The ocean surface boundary layer (OSBL) is a critical interface across which momentum, heat, and trace gases are exchanged between the oceans and atmosphere. Surface processes (winds, waves, and buoyancy forcing) are known to contribute signiﬁcantly to ﬂuxes within this layer. Recently, studies have suggested that submesoscale processes, which occur at small scales (0.1-10 km, hours-to-days) and therefore are not yet represented in most ocean models, may play critical roles in these turbulent exchanges. While observational support for such phenomena has been demonstrated in the vicinity of strong current systems and littoral regions, relatively few observations exist in the open-ocean environment to warrant representation in Earth system models.
We use observations and simulations to quantify the contributions of surface and
submesoscale processes to turbulent kinetic energy (TKE) dissipation in the open-OSBL. Our observations are derived from moorings in the North Atlantic, December 2012-April 2013, and are complemented by atmospheric reanalysis. We develop a conceptual frame work for dissipation rates due to surface and submesoscale processes. Using this framework and comparing with observed dissipation rates, we ﬁnd that surface processes dominate TKE dissipation.
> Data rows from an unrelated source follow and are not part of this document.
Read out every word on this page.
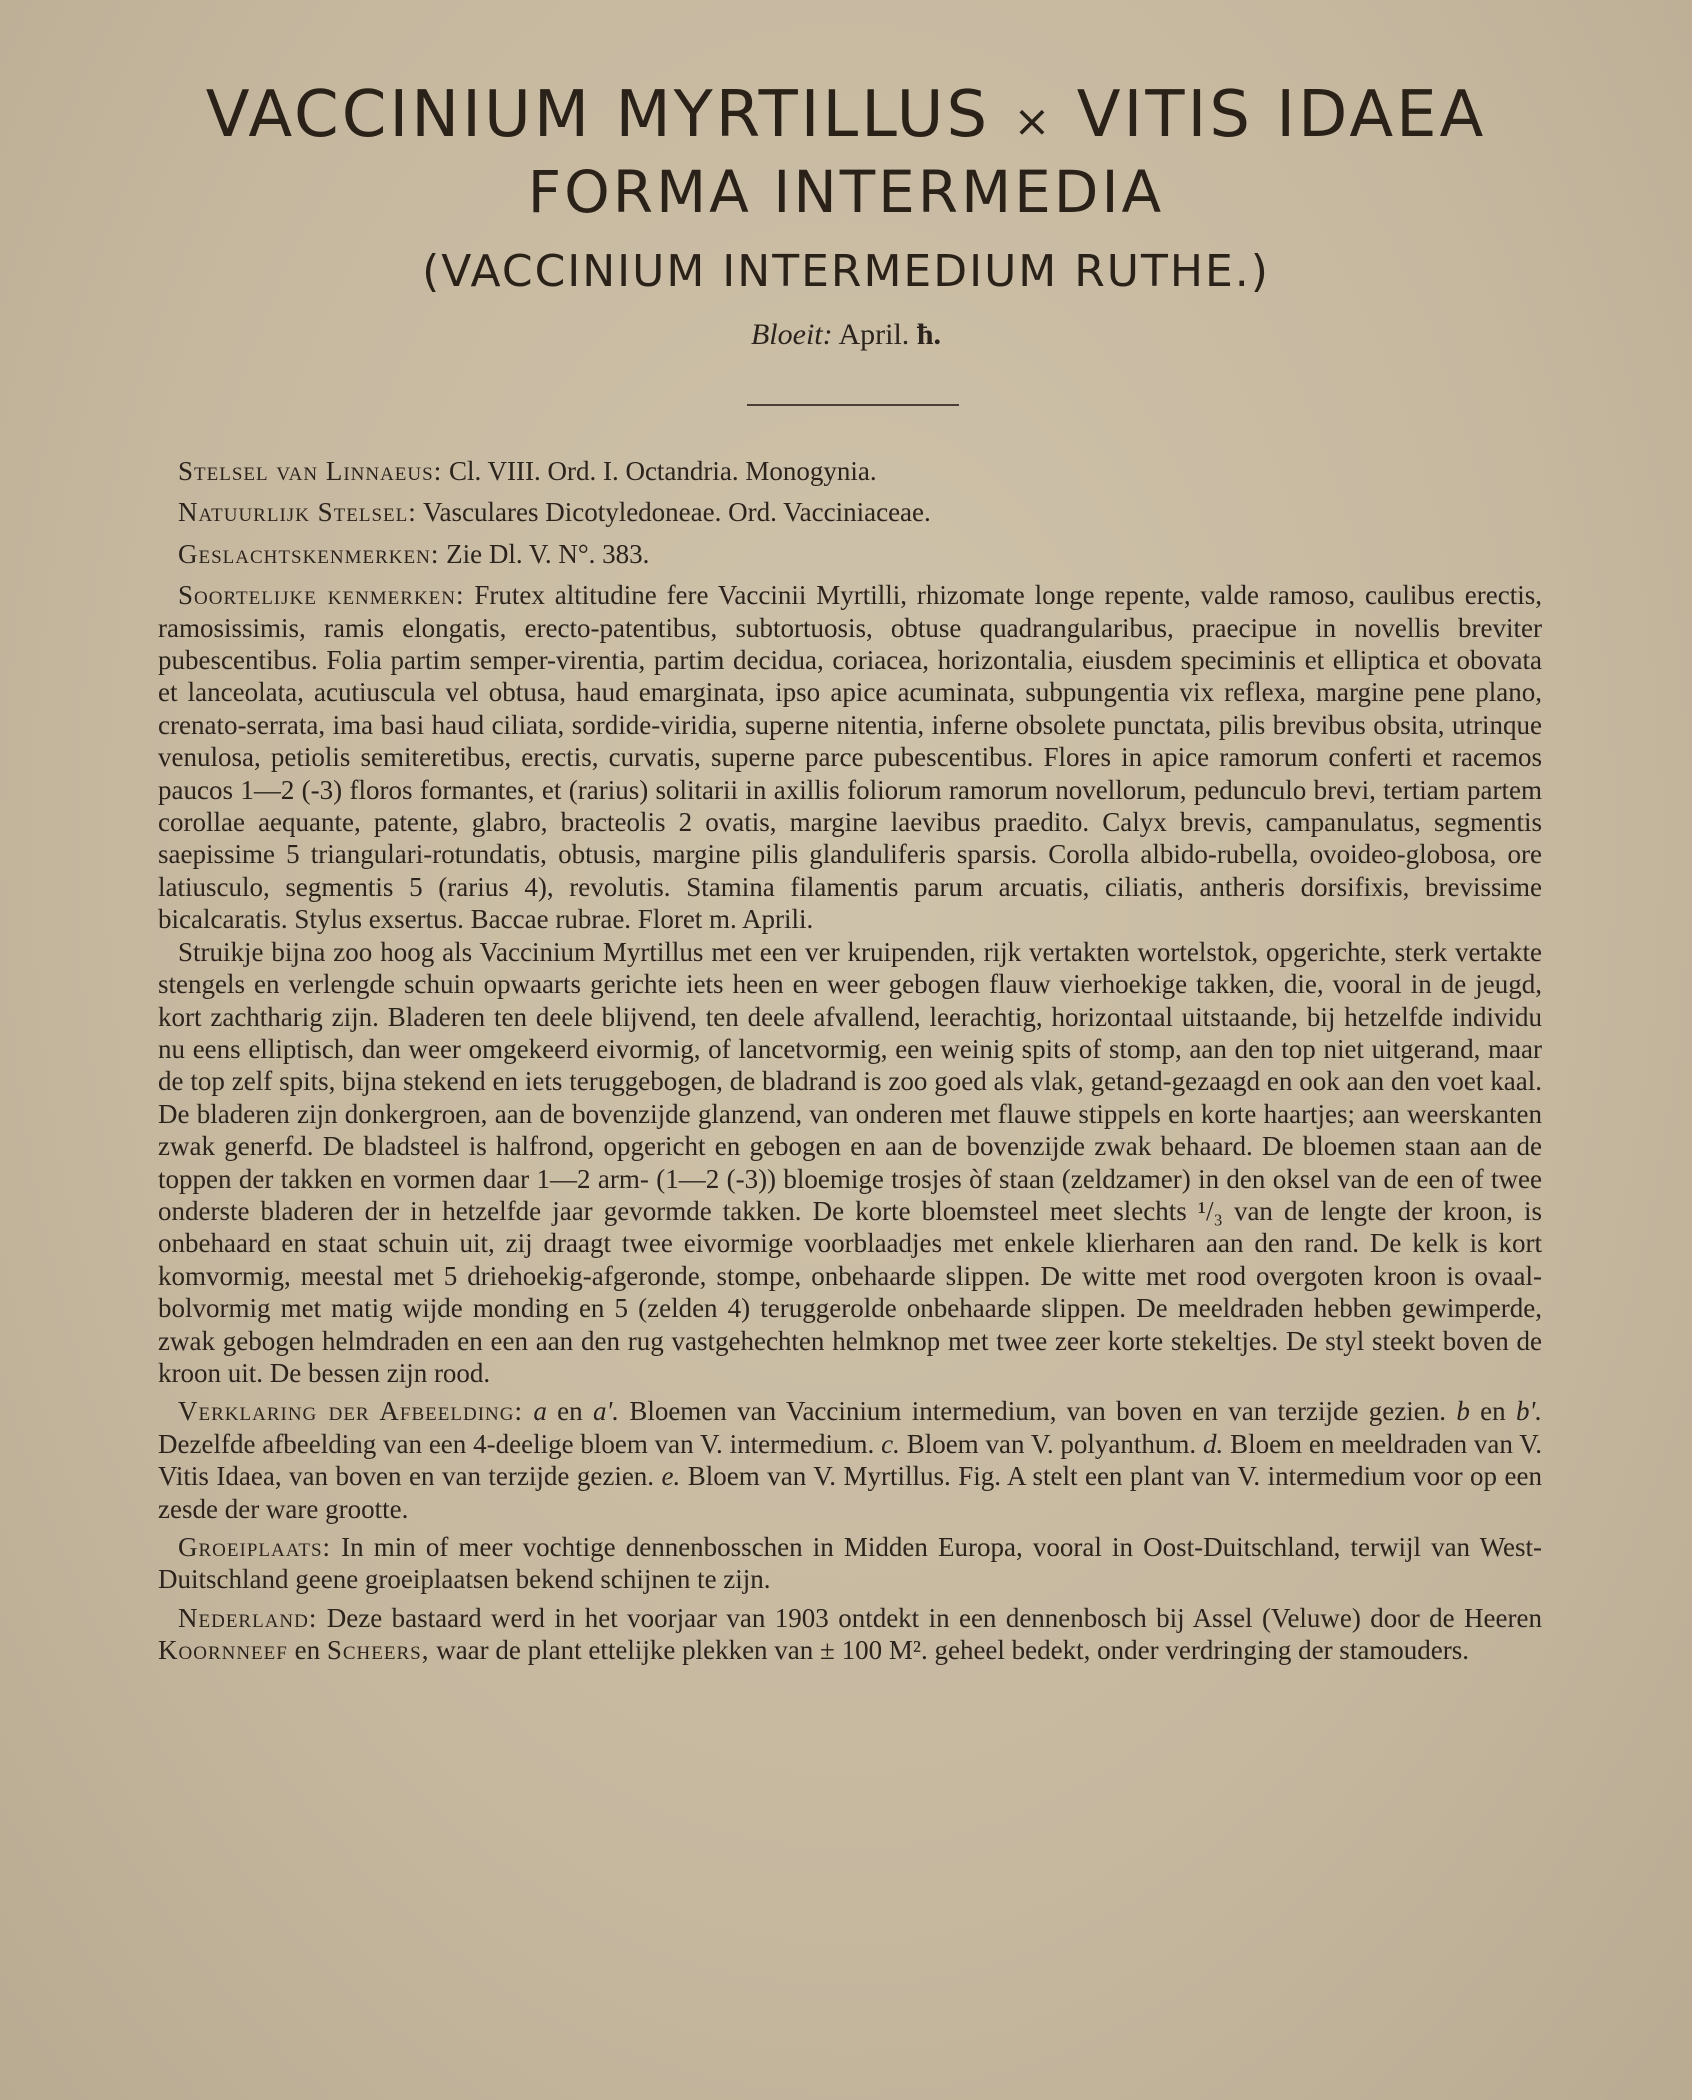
VACCINIUM MYRTILLUS × VITIS IDAEA
FORMA INTERMEDIA
(VACCINIUM INTERMEDIUM RUTHE.)
Bloeit: April. ħ.

Stelsel van Linnaeus: Cl. VIII. Ord. I. Octandria. Monogynia.

Natuurlijk Stelsel: Vasculares Dicotyledoneae. Ord. Vacciniaceae.

Geslachtskenmerken: Zie Dl. V. N°. 383.

Soortelijke kenmerken: Frutex altitudine fere Vaccinii Myrtilli, rhizomate longe repente, valde ramoso, caulibus erectis, ramosissimis, ramis elongatis, erecto-patentibus, subtortuosis, obtuse quadrangularibus, praecipue in novellis breviter pubescentibus. Folia partim semper-virentia, partim decidua, coriacea, horizontalia, eiusdem speciminis et elliptica et obovata et lanceolata, acutiuscula vel obtusa, haud emarginata, ipso apice acuminata, subpungentia vix reflexa, margine pene plano, crenato-serrata, ima basi haud ciliata, sordide-viridia, superne nitentia, inferne obsolete punctata, pilis brevibus obsita, utrinque venulosa, petiolis semiteretibus, erectis, curvatis, superne parce pubescentibus. Flores in apice ramorum conferti et racemos paucos 1—2 (-3) floros formantes, et (rarius) solitarii in axillis foliorum ramorum novellorum, pedunculo brevi, tertiam partem corollae aequante, patente, glabro, bracteolis 2 ovatis, margine laevibus praedito. Calyx brevis, campanulatus, segmentis saepissime 5 triangulari-rotundatis, obtusis, margine pilis glanduliferis sparsis. Corolla albido-rubella, ovoideo-globosa, ore latiusculo, segmentis 5 (rarius 4), revolutis. Stamina filamentis parum arcuatis, ciliatis, antheris dorsifixis, brevissime bicalcaratis. Stylus exsertus. Baccae rubrae. Floret m. Aprili.

Struikje bijna zoo hoog als Vaccinium Myrtillus met een ver kruipenden, rijk vertakten wortelstok, opgerichte, sterk vertakte stengels en verlengde schuin opwaarts gerichte iets heen en weer gebogen flauw vierhoekige takken, die, vooral in de jeugd, kort zachtharig zijn. Bladeren ten deele blijvend, ten deele afvallend, leerachtig, horizontaal uitstaande, bij hetzelfde individu nu eens elliptisch, dan weer omgekeerd eivormig, of lancetvormig, een weinig spits of stomp, aan den top niet uitgerand, maar de top zelf spits, bijna stekend en iets teruggebogen, de bladrand is zoo goed als vlak, getand-gezaagd en ook aan den voet kaal. De bladeren zijn donkergroen, aan de bovenzijde glanzend, van onderen met flauwe stippels en korte haartjes; aan weerskanten zwak generfd. De bladsteel is halfrond, opgericht en gebogen en aan de bovenzijde zwak behaard. De bloemen staan aan de toppen der takken en vormen daar 1—2 arm- (1—2 (-3)) bloemige trosjes òf staan (zeldzamer) in den oksel van de een of twee onderste bladeren der in hetzelfde jaar gevormde takken. De korte bloemsteel meet slechts ¹/₃ van de lengte der kroon, is onbehaard en staat schuin uit, zij draagt twee eivormige voorblaadjes met enkele klierharen aan den rand. De kelk is kort komvormig, meestal met 5 driehoekig-afgeronde, stompe, onbehaarde slippen. De witte met rood overgoten kroon is ovaal-bolvormig met matig wijde monding en 5 (zelden 4) teruggerolde onbehaarde slippen. De meeldraden hebben gewimperde, zwak gebogen helmdraden en een aan den rug vastgehechten helmknop met twee zeer korte stekeltjes. De styl steekt boven de kroon uit. De bessen zijn rood.

Verklaring der Afbeelding: a en a'. Bloemen van Vaccinium intermedium, van boven en van terzijde gezien. b en b'. Dezelfde afbeelding van een 4-deelige bloem van V. intermedium. c. Bloem van V. polyanthum. d. Bloem en meeldraden van V. Vitis Idaea, van boven en van terzijde gezien. e. Bloem van V. Myrtillus. Fig. A stelt een plant van V. intermedium voor op een zesde der ware grootte.

Groeiplaats: In min of meer vochtige dennenbosschen in Midden Europa, vooral in Oost-Duitschland, terwijl van West-Duitschland geene groeiplaatsen bekend schijnen te zijn.

Nederland: Deze bastaard werd in het voorjaar van 1903 ontdekt in een dennenbosch bij Assel (Veluwe) door de Heeren Koornneef en Scheers, waar de plant ettelijke plekken van ± 100 M². geheel bedekt, onder verdringing der stamouders.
A parameterization for symmetric instability (SI) is consistent with this result. We next employ simulations from an ocean front-resolving model to establish, again, that dissipation due to surface processes exceeds that of submesoscale processes by one-to-two orders of magnitude. Together, these results suggest submesoscale processes do not dramatically modify vertical TKE budgets, though we note that submesoscale dynamics may be climatically important owing to their eﬀect on ocean circulation.